Conoscere i temibili raggi ultravioletti

Il sole fa bene alla pelle ma bisogna evitare un'esposizione prolungata.
Il sole fa bene alla pelle ma bisogna evitare un'esposizione prolungata.

Clima e salute

I raggi ultravioletti rappresentano appena l’1% dell’energia in arrivo dal Sole ma sono i più dannosi per gli esseri viventi. Hanno infatti la capacità attraversare l’epidermide fino a penetrare in profondità nei tessuti, anche se non tutti in uguale misura. Infatti i raggi UV vengono di solito suddivisi in 3 classi, a seconda della lunghezza d’onda, espressa in millesimi di mm: UVA (0.32-0.4), UVB (0.29-0.32) e UVC (0.2-0.29).
I più penetranti, e quindi i più pericolosi, sono quelli con lunghezza d’onda più corta, ossia gli UVC e gli UVB. Gli strati alti dell’atmosfera - quelli tra 20 e 50 km di altezza ove vi la massima concentrazione di ozono - assorbono integralmente i raggi UVC e parte degli UVB. La radiazione UV che raggiunge la superficie terrestre è costituita essenzialmente da UVA e, in misura minore, da UVB. Ovviamente la frazione di raggi UV che raggiunge la superficie terrestre varia nel tempo e nello spazio.

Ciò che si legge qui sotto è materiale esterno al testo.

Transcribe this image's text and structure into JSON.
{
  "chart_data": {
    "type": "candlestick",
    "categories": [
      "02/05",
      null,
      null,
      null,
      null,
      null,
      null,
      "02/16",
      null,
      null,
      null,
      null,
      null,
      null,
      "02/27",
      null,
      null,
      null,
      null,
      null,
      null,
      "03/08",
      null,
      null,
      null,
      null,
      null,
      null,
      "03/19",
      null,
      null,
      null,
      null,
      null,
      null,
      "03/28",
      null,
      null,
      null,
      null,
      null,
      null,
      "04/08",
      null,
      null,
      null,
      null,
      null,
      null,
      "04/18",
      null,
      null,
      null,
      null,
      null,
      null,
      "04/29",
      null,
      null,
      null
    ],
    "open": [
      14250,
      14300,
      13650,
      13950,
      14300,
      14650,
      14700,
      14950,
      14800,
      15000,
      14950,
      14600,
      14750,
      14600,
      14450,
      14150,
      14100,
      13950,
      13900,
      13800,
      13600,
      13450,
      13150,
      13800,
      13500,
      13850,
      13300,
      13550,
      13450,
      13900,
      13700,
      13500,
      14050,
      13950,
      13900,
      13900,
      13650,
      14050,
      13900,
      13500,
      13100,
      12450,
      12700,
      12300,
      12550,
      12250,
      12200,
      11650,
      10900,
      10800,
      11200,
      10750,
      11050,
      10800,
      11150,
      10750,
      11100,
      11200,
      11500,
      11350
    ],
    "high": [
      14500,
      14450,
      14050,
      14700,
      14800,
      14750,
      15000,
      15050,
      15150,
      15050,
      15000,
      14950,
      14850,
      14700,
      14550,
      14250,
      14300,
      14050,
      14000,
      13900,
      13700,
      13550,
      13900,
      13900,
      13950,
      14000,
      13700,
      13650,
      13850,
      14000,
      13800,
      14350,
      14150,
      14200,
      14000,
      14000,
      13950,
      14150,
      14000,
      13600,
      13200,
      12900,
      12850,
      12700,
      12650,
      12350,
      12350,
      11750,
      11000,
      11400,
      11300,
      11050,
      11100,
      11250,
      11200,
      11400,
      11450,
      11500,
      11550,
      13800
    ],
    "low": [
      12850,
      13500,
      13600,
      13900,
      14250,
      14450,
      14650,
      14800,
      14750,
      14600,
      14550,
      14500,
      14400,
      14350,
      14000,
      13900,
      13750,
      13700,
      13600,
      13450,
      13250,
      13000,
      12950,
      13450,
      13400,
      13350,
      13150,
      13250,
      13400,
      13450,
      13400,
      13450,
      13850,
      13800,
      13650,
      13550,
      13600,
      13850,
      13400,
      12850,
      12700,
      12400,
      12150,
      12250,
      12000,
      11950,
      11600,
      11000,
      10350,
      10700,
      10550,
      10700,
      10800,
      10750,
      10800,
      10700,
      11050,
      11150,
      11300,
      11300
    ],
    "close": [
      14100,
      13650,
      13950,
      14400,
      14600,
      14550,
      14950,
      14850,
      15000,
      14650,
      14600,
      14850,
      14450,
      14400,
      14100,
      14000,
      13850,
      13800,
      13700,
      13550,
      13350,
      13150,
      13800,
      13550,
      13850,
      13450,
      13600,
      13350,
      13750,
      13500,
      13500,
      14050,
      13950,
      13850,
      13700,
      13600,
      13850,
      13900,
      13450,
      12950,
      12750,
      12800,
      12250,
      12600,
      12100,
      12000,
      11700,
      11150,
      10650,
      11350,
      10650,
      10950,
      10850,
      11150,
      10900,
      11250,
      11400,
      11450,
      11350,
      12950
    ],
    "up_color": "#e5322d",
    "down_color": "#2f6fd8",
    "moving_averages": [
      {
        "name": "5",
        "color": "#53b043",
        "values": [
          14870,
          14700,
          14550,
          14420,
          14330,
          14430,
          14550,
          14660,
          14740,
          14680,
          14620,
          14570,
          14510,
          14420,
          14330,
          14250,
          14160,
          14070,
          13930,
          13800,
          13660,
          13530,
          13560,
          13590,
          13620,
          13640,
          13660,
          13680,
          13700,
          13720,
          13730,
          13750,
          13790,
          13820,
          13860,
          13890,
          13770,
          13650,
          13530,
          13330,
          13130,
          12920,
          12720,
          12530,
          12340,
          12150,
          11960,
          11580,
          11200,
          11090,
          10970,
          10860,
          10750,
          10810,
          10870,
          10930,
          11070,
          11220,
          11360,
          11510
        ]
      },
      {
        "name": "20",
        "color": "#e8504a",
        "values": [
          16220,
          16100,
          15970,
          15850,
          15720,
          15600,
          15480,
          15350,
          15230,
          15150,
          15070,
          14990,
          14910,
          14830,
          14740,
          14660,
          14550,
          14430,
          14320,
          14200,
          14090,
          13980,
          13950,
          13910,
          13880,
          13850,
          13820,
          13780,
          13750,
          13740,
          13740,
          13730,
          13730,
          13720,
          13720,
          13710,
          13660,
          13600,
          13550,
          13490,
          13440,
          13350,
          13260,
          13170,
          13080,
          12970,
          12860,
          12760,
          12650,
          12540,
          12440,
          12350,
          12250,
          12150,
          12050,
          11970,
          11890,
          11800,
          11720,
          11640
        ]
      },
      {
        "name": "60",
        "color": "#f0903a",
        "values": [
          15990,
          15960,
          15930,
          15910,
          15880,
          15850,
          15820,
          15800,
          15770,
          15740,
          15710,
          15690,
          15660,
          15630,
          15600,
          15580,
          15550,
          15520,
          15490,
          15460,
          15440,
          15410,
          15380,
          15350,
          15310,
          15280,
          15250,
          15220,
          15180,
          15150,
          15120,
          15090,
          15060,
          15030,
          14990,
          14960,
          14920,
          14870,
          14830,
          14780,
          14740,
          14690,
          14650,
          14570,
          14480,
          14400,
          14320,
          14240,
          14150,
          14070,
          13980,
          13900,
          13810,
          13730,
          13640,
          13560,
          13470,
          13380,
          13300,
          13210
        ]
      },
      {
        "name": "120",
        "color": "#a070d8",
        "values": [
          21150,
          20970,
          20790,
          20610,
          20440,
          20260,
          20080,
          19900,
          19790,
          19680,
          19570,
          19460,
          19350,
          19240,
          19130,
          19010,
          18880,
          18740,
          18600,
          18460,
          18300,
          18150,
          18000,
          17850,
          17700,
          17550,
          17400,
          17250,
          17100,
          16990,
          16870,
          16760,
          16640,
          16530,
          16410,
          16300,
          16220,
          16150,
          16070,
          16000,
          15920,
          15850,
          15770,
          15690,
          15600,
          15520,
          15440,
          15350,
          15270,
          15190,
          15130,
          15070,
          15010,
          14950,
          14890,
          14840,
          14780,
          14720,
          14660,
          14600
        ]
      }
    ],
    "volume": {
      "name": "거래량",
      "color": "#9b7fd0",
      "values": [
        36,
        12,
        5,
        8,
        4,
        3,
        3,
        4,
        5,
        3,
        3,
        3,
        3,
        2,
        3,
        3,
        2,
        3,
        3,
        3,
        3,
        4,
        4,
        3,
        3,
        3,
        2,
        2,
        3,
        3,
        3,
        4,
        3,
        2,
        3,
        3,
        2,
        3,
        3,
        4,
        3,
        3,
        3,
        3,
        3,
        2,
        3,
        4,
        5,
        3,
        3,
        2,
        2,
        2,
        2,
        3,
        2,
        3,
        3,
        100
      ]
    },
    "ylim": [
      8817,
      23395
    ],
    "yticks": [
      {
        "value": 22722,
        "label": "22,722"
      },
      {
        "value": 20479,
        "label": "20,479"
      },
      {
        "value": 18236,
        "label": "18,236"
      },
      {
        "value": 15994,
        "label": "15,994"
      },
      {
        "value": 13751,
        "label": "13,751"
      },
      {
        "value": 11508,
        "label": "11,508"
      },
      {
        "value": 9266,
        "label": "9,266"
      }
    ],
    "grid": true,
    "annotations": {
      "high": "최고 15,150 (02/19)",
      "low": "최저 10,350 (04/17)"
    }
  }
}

Ecco, al riguardo, un elenco dei fattori dai quali dipende la dose di raggi ultravioletti in arrivo al suolo:

  • ora del giorno: circa il 20-30% circa degli UV arriva tra le 11 e le 13 locali mentre il 75% del totale è concentrato tra le 9.00 e le 15.00;
  • stagione: nelle regioni temperate gli UV hanno massima intensità in estate, minima in inverno;
  • latitudine: il flusso annuale di raggi UV è massimo all’equatore e minimo ai poli; • nuvole: in generale le nubi diminuiscono la quantità di energia solare in arrivo. La frazione in arrivo al suolo si riduce del 25 % circa con cielo molto nuvoloso e del 70% con cielo coperto;
  • altitudine: l’intensità degli UV aumenta con la quota. Ad esempio, in estate a 3000 m la radiazione è quasi quattro volte più intensa che a 700 m. In inverno gli UV si riducono, rispetto all’estate, di otto volte circa in montagna e di sedici volte in pianura;
  • riflessione: la parte riflessa dalla superficie terrestre e dai mari è bassa (inferiore al 7%), tuttavia il tipo di superficie può fare davvero la differenza: manti erbosi e specchi d’acqua riflettono meno del 10% dei raggi incidenti, la sabbia riflette circa il 25% dei raggi UVB, mentre la neve fresca arriva a rifletterne circa il 80%. Ecco perché in montagna i raggi UV sono più insidiosi: all’effetto riflessione da parte della neve si aggiunge infatti anche l’effetto altitudine.